Наслаждаясь кровью, хлюпавшей в ладонях, Корсин положил нож на конвейерную ленту и вытер руки о толстовку. Теперь ее уж точно не отстирать. Корсин огляделся с видом человека, твердо решившего довести начатое до конца. На мгновение усомнился в здравости собственных действий. Он ведь мог просто угнать шлюпку. Если уж на то пошло, сумел бы и сам доплыть.
Теперь – сумел бы.
Но почему бы заодно не притащить Вельрегу́лу плавучий шведский стол? Черная тварь будет рада. Прибрежные городки подкармливали ее, и сейчас она, если Корсин не ошибался, как раз находилась в Истаде.

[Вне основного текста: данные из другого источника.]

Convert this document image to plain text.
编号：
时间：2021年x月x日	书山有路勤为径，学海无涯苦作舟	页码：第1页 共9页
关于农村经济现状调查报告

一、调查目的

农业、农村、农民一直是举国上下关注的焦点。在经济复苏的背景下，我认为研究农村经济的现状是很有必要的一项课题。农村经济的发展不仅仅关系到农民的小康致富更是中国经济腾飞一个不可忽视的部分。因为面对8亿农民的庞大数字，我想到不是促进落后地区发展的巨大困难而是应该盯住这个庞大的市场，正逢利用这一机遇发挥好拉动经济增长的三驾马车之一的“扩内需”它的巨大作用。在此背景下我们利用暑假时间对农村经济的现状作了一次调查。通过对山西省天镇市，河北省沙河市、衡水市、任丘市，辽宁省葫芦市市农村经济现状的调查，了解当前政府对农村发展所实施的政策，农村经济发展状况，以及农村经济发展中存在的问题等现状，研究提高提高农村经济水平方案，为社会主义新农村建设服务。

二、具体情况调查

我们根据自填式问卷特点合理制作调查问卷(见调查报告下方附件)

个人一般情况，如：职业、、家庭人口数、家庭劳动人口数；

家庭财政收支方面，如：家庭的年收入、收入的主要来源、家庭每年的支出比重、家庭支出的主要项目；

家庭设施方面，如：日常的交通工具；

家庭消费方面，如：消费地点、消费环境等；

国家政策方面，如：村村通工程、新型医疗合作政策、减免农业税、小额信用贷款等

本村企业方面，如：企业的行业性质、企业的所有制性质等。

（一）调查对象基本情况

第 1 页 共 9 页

Наконец Корсин приметил то, что искал, а именно: дверь комнатушки, в которой хранились баллоны с пропаном. Обычно трубы варили с помощью промышленного индукционного устройства, больше похожего на защитный кожух, надеваемый на трубу. Пропан же хранился на случай ремонтных работ, когда требовалась газовая резка металла или газоплавильная сварка.
– Вот мы и займемся ремонтом, – хихикнул Корсин.
Отыскав тележку с пневматическими колесами, он погрузил в нее два баллона. Потом совершил еще одну ходку за следующей парой. Этого должно было хватить. Баллоны Корсин выставил плотной кучкой у ленты конвейера. К моменту, как он совладал с последним, со лба градом катился пот.
Подняв голову, Корсин отыскал тяжелые индукционные зажимы. Обычно с ними работали минимум два человека, но он собирался исполнить эту арию катастрофы сам. Едва не растянувшись под весом зажимов, Корсин опустил их и защелкнул, точно наручники, на баллонах.
Теперь посреди цеха стояло настоящее взрывное устройство.
Через сколько оно сработает, когда он запустит индукцию? Через десять секунд? Полминуты? Корсин понятия не имел, сколько у него времени в запасе, но решил не рисковать. Глупо улыбаясь, он на цыпочках направился к лестнице.
За ним тянулся провод от пульта индукционного захвата.
7.
До полуночи оставалось меньше часа, но на горизонте всё еще тлела красная бугристая полоса. Прогуливавшийся по палубе Демид избегал смотреть в ту сторону. Потому что знал: если больше положенного таращиться на огонь в море, то кошелек тоже начнет тлеть. Цветы, презервативы и прочие любовные снасти – вот что сулит море в огне.
«Не придумывай, золотозубый, – сказал себе Демид. – Чтобы прожечь дыру в кошельке, вовсе не обязательно быть романтиком. Достаточно обладать крепким морским корнем, за который все хотят подержаться».
Темная сторона Балтийского моря внушала страх. Кругом – ни зги. Только «Святой Гийом» парит в безбрежной тьме, точно призрак. Теперь море не казалось Демиду чем-то одушевленным и понятным – вроде бесформенной любвеобильной богини, забиравшей к себе лучших моряков, чтобы забавляться с ними до скончания времен. Только не после случившегося на корме.